Monday, 3 October 2011

The Stupid Party

"Up and coming" MPs fawned over by the Today programme, but of whom no normal person had ever heard, were bleating on about "a free trade area", with at least one even claiming that there was no talk of ever-closer union at the time of accession in 1973 or the referendum in 1975!

Yes, I know that they are my vintage, born in the 1970s, unable to remember these things and in many cases, like mine, not on this earth at the time. But that is not an excuse. Were they playing to the gallery? Or are they really that ignorant?

And when is the BBC going to give one moment of coverage to those, now as ever far more numerous than any discernible Eurosceptical presence on the opposite benches, who maintain the tradition of Hugh Gaitskell, Douglas Jay, Peter Shore, David Stoddart, Bryan Gould, and at least on this issue Tony Benn, Michael Foot, Barbara Castle and Judith Hart?

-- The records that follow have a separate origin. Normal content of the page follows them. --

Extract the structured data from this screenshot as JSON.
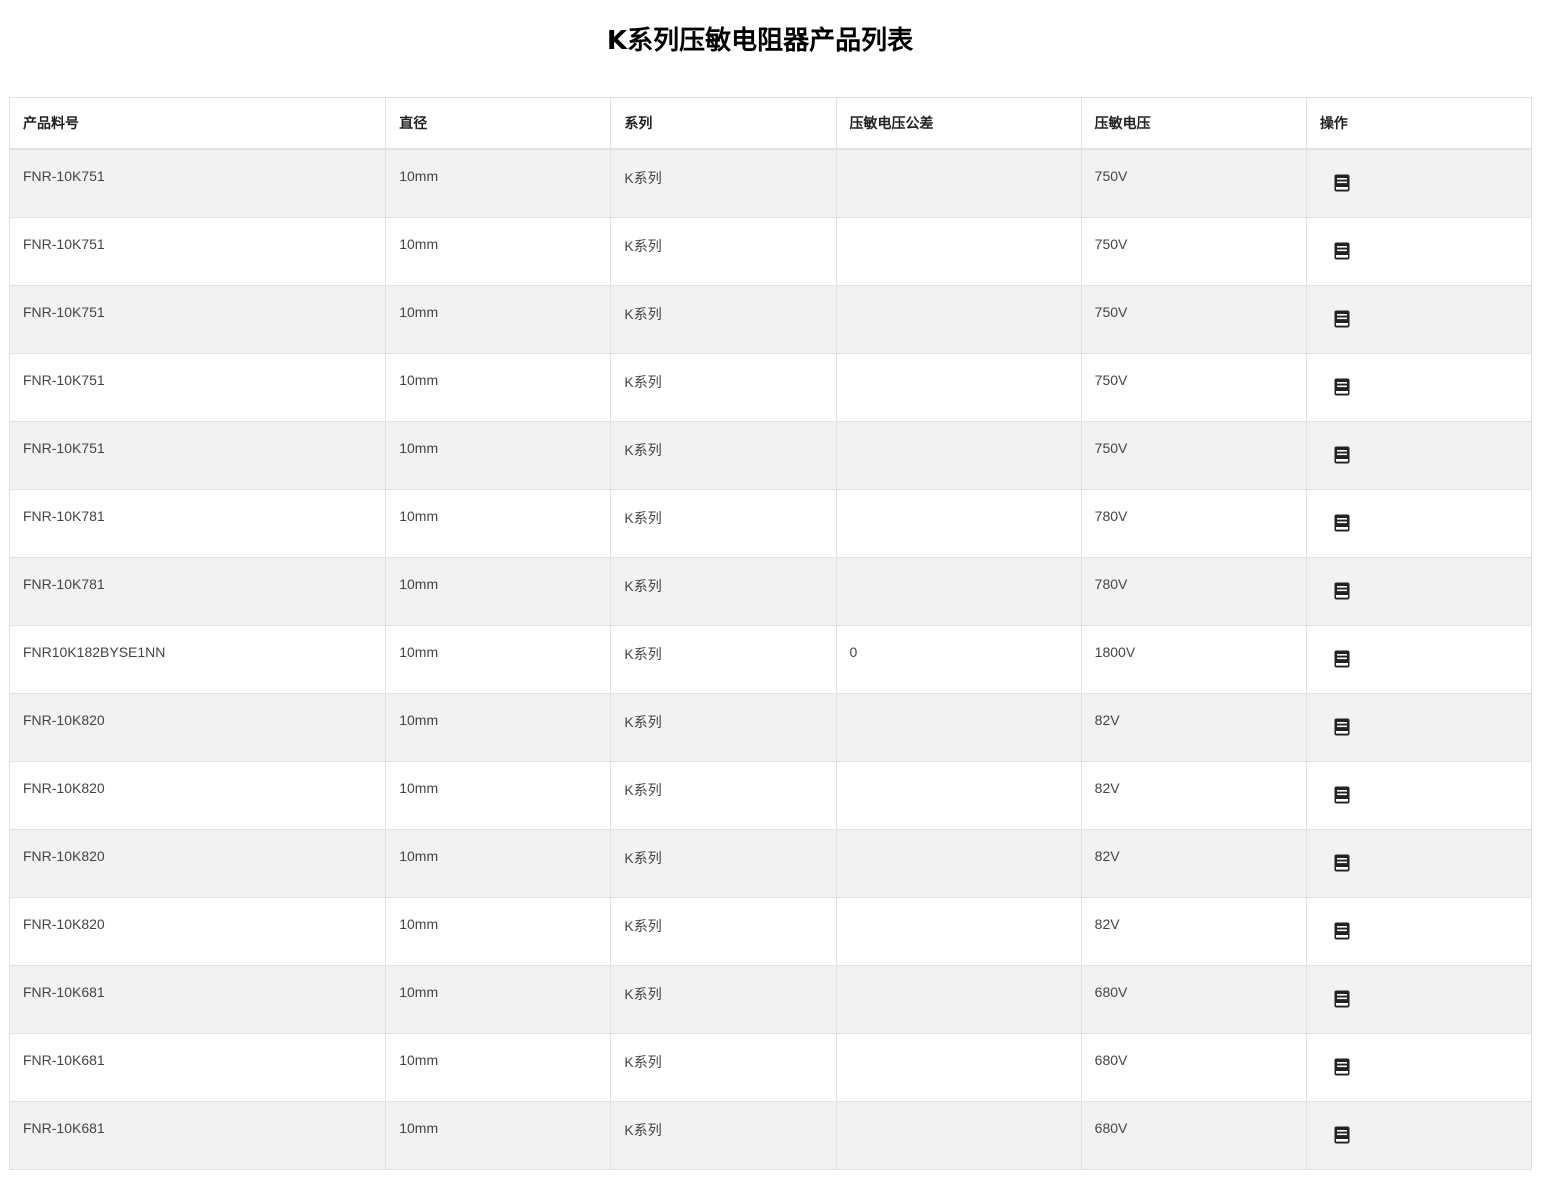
{
  "title": "K系列压敏电阻器产品列表",
  "table": {
    "headers": [
      "产品料号",
      "直径",
      "系列",
      "压敏电压公差",
      "压敏电压",
      "操作"
    ],
    "rows": [
      {
        "part": "FNR-10K751",
        "diameter": "10mm",
        "series": "K系列",
        "tolerance": "",
        "voltage": "750V",
        "action_icon": "book-icon"
      },
      {
        "part": "FNR-10K751",
        "diameter": "10mm",
        "series": "K系列",
        "tolerance": "",
        "voltage": "750V",
        "action_icon": "book-icon"
      },
      {
        "part": "FNR-10K751",
        "diameter": "10mm",
        "series": "K系列",
        "tolerance": "",
        "voltage": "750V",
        "action_icon": "book-icon"
      },
      {
        "part": "FNR-10K751",
        "diameter": "10mm",
        "series": "K系列",
        "tolerance": "",
        "voltage": "750V",
        "action_icon": "book-icon"
      },
      {
        "part": "FNR-10K751",
        "diameter": "10mm",
        "series": "K系列",
        "tolerance": "",
        "voltage": "750V",
        "action_icon": "book-icon"
      },
      {
        "part": "FNR-10K781",
        "diameter": "10mm",
        "series": "K系列",
        "tolerance": "",
        "voltage": "780V",
        "action_icon": "book-icon"
      },
      {
        "part": "FNR-10K781",
        "diameter": "10mm",
        "series": "K系列",
        "tolerance": "",
        "voltage": "780V",
        "action_icon": "book-icon"
      },
      {
        "part": "FNR10K182BYSE1NN",
        "diameter": "10mm",
        "series": "K系列",
        "tolerance": "0",
        "voltage": "1800V",
        "action_icon": "book-icon"
      },
      {
        "part": "FNR-10K820",
        "diameter": "10mm",
        "series": "K系列",
        "tolerance": "",
        "voltage": "82V",
        "action_icon": "book-icon"
      },
      {
        "part": "FNR-10K820",
        "diameter": "10mm",
        "series": "K系列",
        "tolerance": "",
        "voltage": "82V",
        "action_icon": "book-icon"
      },
      {
        "part": "FNR-10K820",
        "diameter": "10mm",
        "series": "K系列",
        "tolerance": "",
        "voltage": "82V",
        "action_icon": "book-icon"
      },
      {
        "part": "FNR-10K820",
        "diameter": "10mm",
        "series": "K系列",
        "tolerance": "",
        "voltage": "82V",
        "action_icon": "book-icon"
      },
      {
        "part": "FNR-10K681",
        "diameter": "10mm",
        "series": "K系列",
        "tolerance": "",
        "voltage": "680V",
        "action_icon": "book-icon"
      },
      {
        "part": "FNR-10K681",
        "diameter": "10mm",
        "series": "K系列",
        "tolerance": "",
        "voltage": "680V",
        "action_icon": "book-icon"
      },
      {
        "part": "FNR-10K681",
        "diameter": "10mm",
        "series": "K系列",
        "tolerance": "",
        "voltage": "680V",
        "action_icon": "book-icon"
      }
    ]
  },
  "colors": {
    "stripe": "#f2f2f2",
    "border": "#e2e2e2",
    "icon": "#222222"
  }
}
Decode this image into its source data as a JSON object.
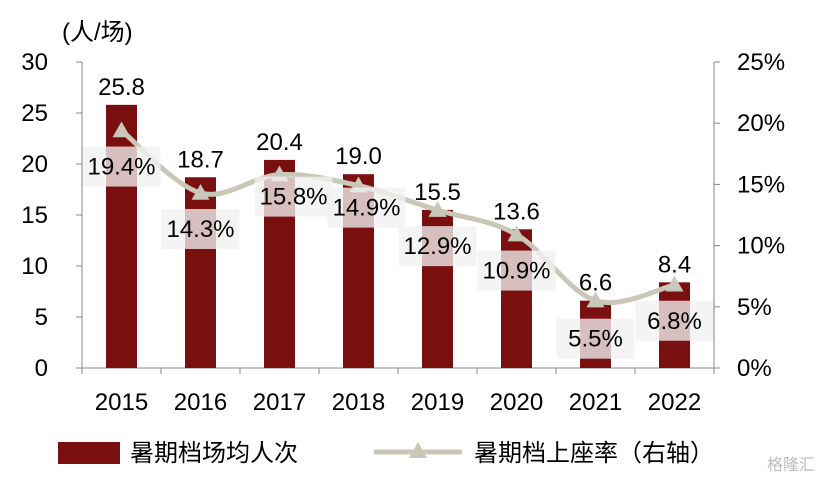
{
  "chart_data": {
    "type": "bar",
    "y_unit_label": "(人/场)",
    "categories": [
      "2015",
      "2016",
      "2017",
      "2018",
      "2019",
      "2020",
      "2021",
      "2022"
    ],
    "series": [
      {
        "name": "暑期档场均人次",
        "axis": "left",
        "values": [
          25.8,
          18.7,
          20.4,
          19.0,
          15.5,
          13.6,
          6.6,
          8.4
        ],
        "labels": [
          "25.8",
          "18.7",
          "20.4",
          "19.0",
          "15.5",
          "13.6",
          "6.6",
          "8.4"
        ],
        "color": "#7a0f0f"
      },
      {
        "name": "暑期档上座率（右轴）",
        "type": "line",
        "axis": "right",
        "values": [
          19.4,
          14.3,
          15.8,
          14.9,
          12.9,
          10.9,
          5.5,
          6.8
        ],
        "labels": [
          "19.4%",
          "14.3%",
          "15.8%",
          "14.9%",
          "12.9%",
          "10.9%",
          "5.5%",
          "6.8%"
        ],
        "color": "#c8c7b8"
      }
    ],
    "y_left": {
      "min": 0,
      "max": 30,
      "ticks": [
        "0",
        "5",
        "10",
        "15",
        "20",
        "25",
        "30"
      ]
    },
    "y_right": {
      "min": 0,
      "max": 25,
      "ticks": [
        "0%",
        "5%",
        "10%",
        "15%",
        "20%",
        "25%"
      ]
    },
    "grid": false,
    "legend_position": "bottom"
  },
  "watermark": "格隆汇"
}
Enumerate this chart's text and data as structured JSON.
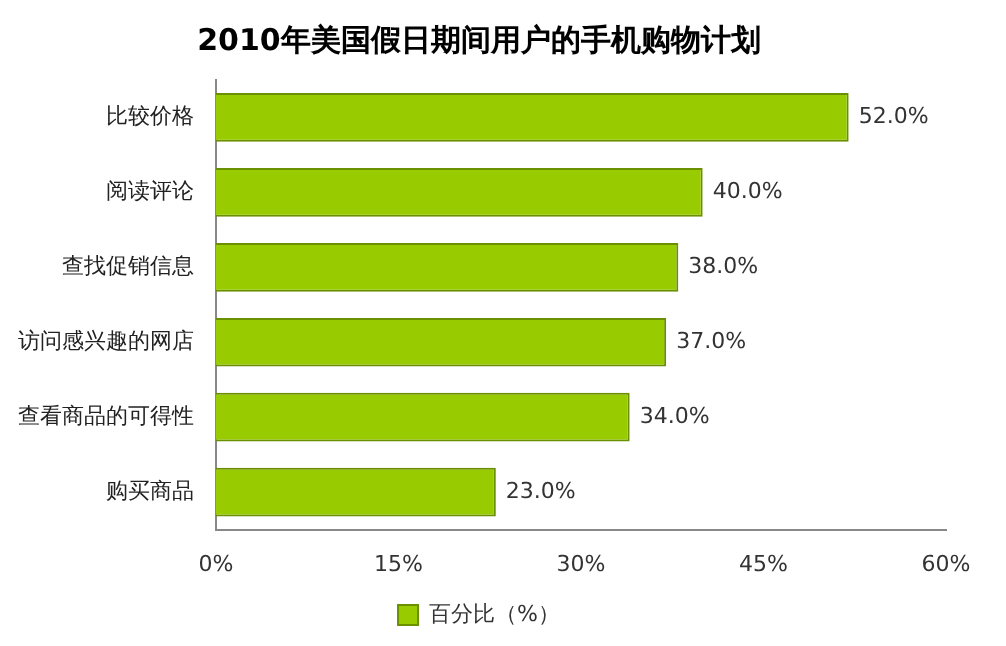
{
  "chart_data": {
    "type": "bar",
    "orientation": "horizontal",
    "title": "2010年美国假日期间用户的手机购物计划",
    "categories": [
      "比较价格",
      "阅读评论",
      "查找促销信息",
      "访问感兴趣的网店",
      "查看商品的可得性",
      "购买商品"
    ],
    "series": [
      {
        "name": "百分比（%）",
        "color": "#99cc00",
        "values": [
          52,
          40,
          38,
          37,
          34,
          23
        ],
        "value_labels": [
          "52.0%",
          "40.0%",
          "38.0%",
          "37.0%",
          "34.0%",
          "23.0%"
        ]
      }
    ],
    "xlim": [
      0,
      60
    ],
    "xticks": [
      {
        "value": 0,
        "label": "0%"
      },
      {
        "value": 15,
        "label": "15%"
      },
      {
        "value": 30,
        "label": "30%"
      },
      {
        "value": 45,
        "label": "45%"
      },
      {
        "value": 60,
        "label": "60%"
      }
    ],
    "grid": false,
    "legend": "bottom"
  }
}
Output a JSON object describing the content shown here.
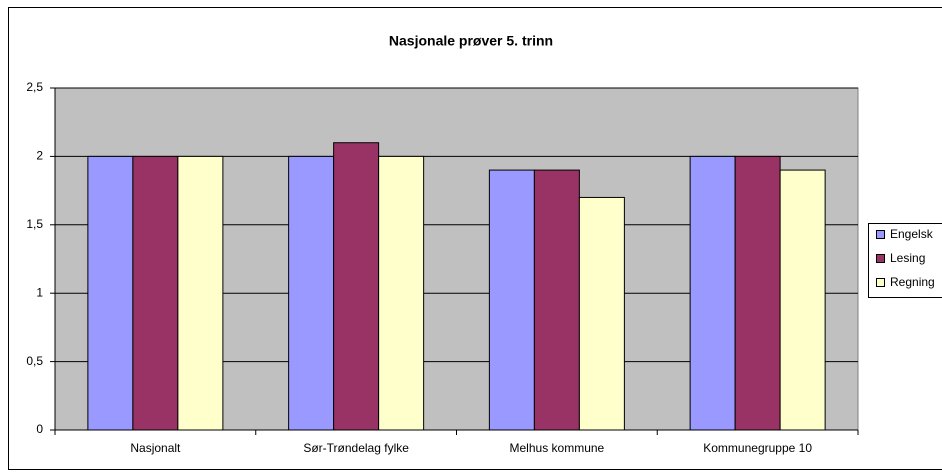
{
  "chart_data": {
    "type": "bar",
    "title": "Nasjonale prøver 5. trinn",
    "categories": [
      "Nasjonalt",
      "Sør-Trøndelag fylke",
      "Melhus kommune",
      "Kommunegruppe 10"
    ],
    "series": [
      {
        "name": "Engelsk",
        "color": "#9999ff",
        "values": [
          2,
          2,
          1.9,
          2
        ]
      },
      {
        "name": "Lesing",
        "color": "#993366",
        "values": [
          2,
          2.1,
          1.9,
          2
        ]
      },
      {
        "name": "Regning",
        "color": "#ffffcc",
        "values": [
          2,
          2,
          1.7,
          1.9
        ]
      }
    ],
    "ylim": [
      0,
      2.5
    ],
    "yticks": [
      0,
      {
        "value": 0.5,
        "label": "0,5"
      },
      1,
      {
        "value": 1.5,
        "label": "1,5"
      },
      2,
      {
        "value": 2.5,
        "label": "2,5"
      }
    ],
    "grid": true,
    "plot_background": "#c0c0c0",
    "legend": "right"
  }
}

You know, the people who were saying as long ago as the 1950s that the whole thing was not merely a free trade area (which, to be fair, its proponents never, ever said that it was) and was based on the principle of ever-closer union, as set out in the first line of the Preamble to the Treaty of Rome?

The establishment of the supremacy of EU over British law in Heath's European Communities Act, approved by the 1975 referendum, is a textbook definition of a federal state, precisely as the figures listed above pointed out both during its parliamentary progress and during the referendum campaign.

Or is it just easier to laugh at stupid Tories?